Mimo tak licznych zastosowań wiele pozostaje do zbadania – na przykład proces, w którym grzyby syntetyzują niektóre ze swoich najsilniej działających związków. Chodzi zwłaszcza o cyklopentachromon, którego pochodne wykazały obiecujące działanie w walce z nowotworami, przy zmniejszaniu stanu zapalnego, a także inne właściwości lecznicze.
Trudna do skopiowania struktura
Chociaż pochodne chromonu udaje się już wytwarzać w warunkach laboratoryjnych, charakterystyczna struktura jego cząsteczki okazała się trudna do dokładnego skopiowania.
— Bardzo łatwo jest skończyć z wersją, w której wiązania chemiczne nie znajdują się we właściwym miejscu lub struktura jest odwrócona — zaznaczyła prof. Sherry Gao z University of Pennsylvania w Filadelfii (USA). – Natura miała miliardy lat na opracowanie ścieżek tworzenia tych związków. Teraz możemy pożyczyć narzędzia natury, aby rozwijać i badać te związki dalej, co potencjalnie może doprowadzić do opracowania nowych leków.
Tym, co wyróżnia cyklopentachromon, jest charakterystyczna struktura: trzy pierścienie węglowe, dwa z sześcioma atomami węgla i jeden z pięcioma atomami węgla. Układ ten stanowi strukturalny fundament dla wielu bioaktywnych cząsteczek.
Jednak jeden ze znanych chemicznych prekursorów cyklopentachromonu ma dodatkowy węgiel, tworząc trzy pierścienie tej samej wielkości. Dokładny sposób, w jaki natura zmienia tę substancję chemiczną na związek o innej strukturze pierścienia, nigdy wcześniej nie został opisany.
Naukowcy prowadzili badania na pleśni na owocach cytrusowych
Naukowcy z Filadelfii prowadzili badania na pleśni, która powszechnie występuje na owocach cytrusowych. Wyjaśnienie procesu wytwarzania cyklopentachromonu wymagało systematycznego włączania i wyłączania genów P. citrinum, aż do momentu zakłócenia ścieżki syntezy, co wyjaśniło, które geny kodowały odpowiedzialny za ten proces enzym. — To było jak testowanie setek przełączników światła, aby sprawdzić, który z nich obsługuje konkretną żarówkę – podkreśliła Qiu Yue Nie, pierwsza autorka artykułu.
Jak odkryli naukowcy, inny związek pośredni, 2S-remisporyna A, która jest wytwarzana przez nowo zidentyfikowany enzym, IscL, ma atom siarki wystający z jednej strony struktury trójpierścieniowej.
Wiązanie węgiel–siarka w 2S-remisporynie A może łączyć się z szeroką gamą innych grup, dając różnorodne cząsteczki. — Ten związek pośredni jest wysoce reaktywny — podkreśliła Qiuyue Nie.

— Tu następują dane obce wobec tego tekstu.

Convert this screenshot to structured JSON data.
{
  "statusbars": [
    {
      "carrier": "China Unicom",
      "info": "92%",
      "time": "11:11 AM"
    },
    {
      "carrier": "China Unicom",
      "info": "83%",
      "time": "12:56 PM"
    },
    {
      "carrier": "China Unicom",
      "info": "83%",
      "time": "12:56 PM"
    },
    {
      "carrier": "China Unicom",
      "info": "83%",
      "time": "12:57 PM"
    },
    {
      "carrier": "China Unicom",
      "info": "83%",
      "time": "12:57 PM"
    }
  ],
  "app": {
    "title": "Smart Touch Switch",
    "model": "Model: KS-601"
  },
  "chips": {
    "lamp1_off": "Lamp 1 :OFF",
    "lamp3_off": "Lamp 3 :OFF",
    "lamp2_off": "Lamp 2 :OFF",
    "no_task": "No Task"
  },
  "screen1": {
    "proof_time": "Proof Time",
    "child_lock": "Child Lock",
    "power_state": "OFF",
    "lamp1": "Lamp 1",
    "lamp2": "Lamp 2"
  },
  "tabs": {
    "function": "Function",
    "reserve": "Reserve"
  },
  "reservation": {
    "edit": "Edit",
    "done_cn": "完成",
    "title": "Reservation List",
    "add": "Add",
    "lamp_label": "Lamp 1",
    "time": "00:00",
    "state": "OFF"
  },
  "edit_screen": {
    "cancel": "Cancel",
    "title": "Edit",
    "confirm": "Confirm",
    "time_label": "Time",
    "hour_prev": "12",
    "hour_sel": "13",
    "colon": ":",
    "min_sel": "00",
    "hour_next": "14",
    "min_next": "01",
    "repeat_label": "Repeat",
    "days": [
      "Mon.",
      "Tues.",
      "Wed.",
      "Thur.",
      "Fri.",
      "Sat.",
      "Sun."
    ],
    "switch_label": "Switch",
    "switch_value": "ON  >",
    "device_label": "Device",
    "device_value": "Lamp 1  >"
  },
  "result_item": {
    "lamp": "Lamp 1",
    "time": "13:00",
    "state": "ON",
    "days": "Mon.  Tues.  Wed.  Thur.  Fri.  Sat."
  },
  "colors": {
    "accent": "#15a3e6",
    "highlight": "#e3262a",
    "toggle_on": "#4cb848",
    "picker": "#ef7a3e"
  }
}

Wiązanie węgiel–siarka może reagować z różnymi donorami siarki, aby wytworzyć wiele nowych związków.
Naukowcy kopiują działania natury
Fakt, że 2S-remisporyna A jest bardzo reaktywna i łączy się z różnymi cząsteczkami, nawet z samą sobą, wyjaśnia, dlaczego prekursor ten nigdy wcześniej nie został w pełni zidentyfikowany.
— Nigdy nie moglibyśmy wymyślić, jak wytworzyć tak reaktywny związek pośredni. Musieliśmy dowiedzieć się, jak natura go wytwarza, a następnie sami wykorzystać te narzędzia enzymatyczne — zaznaczyła Qiu Yue Nie.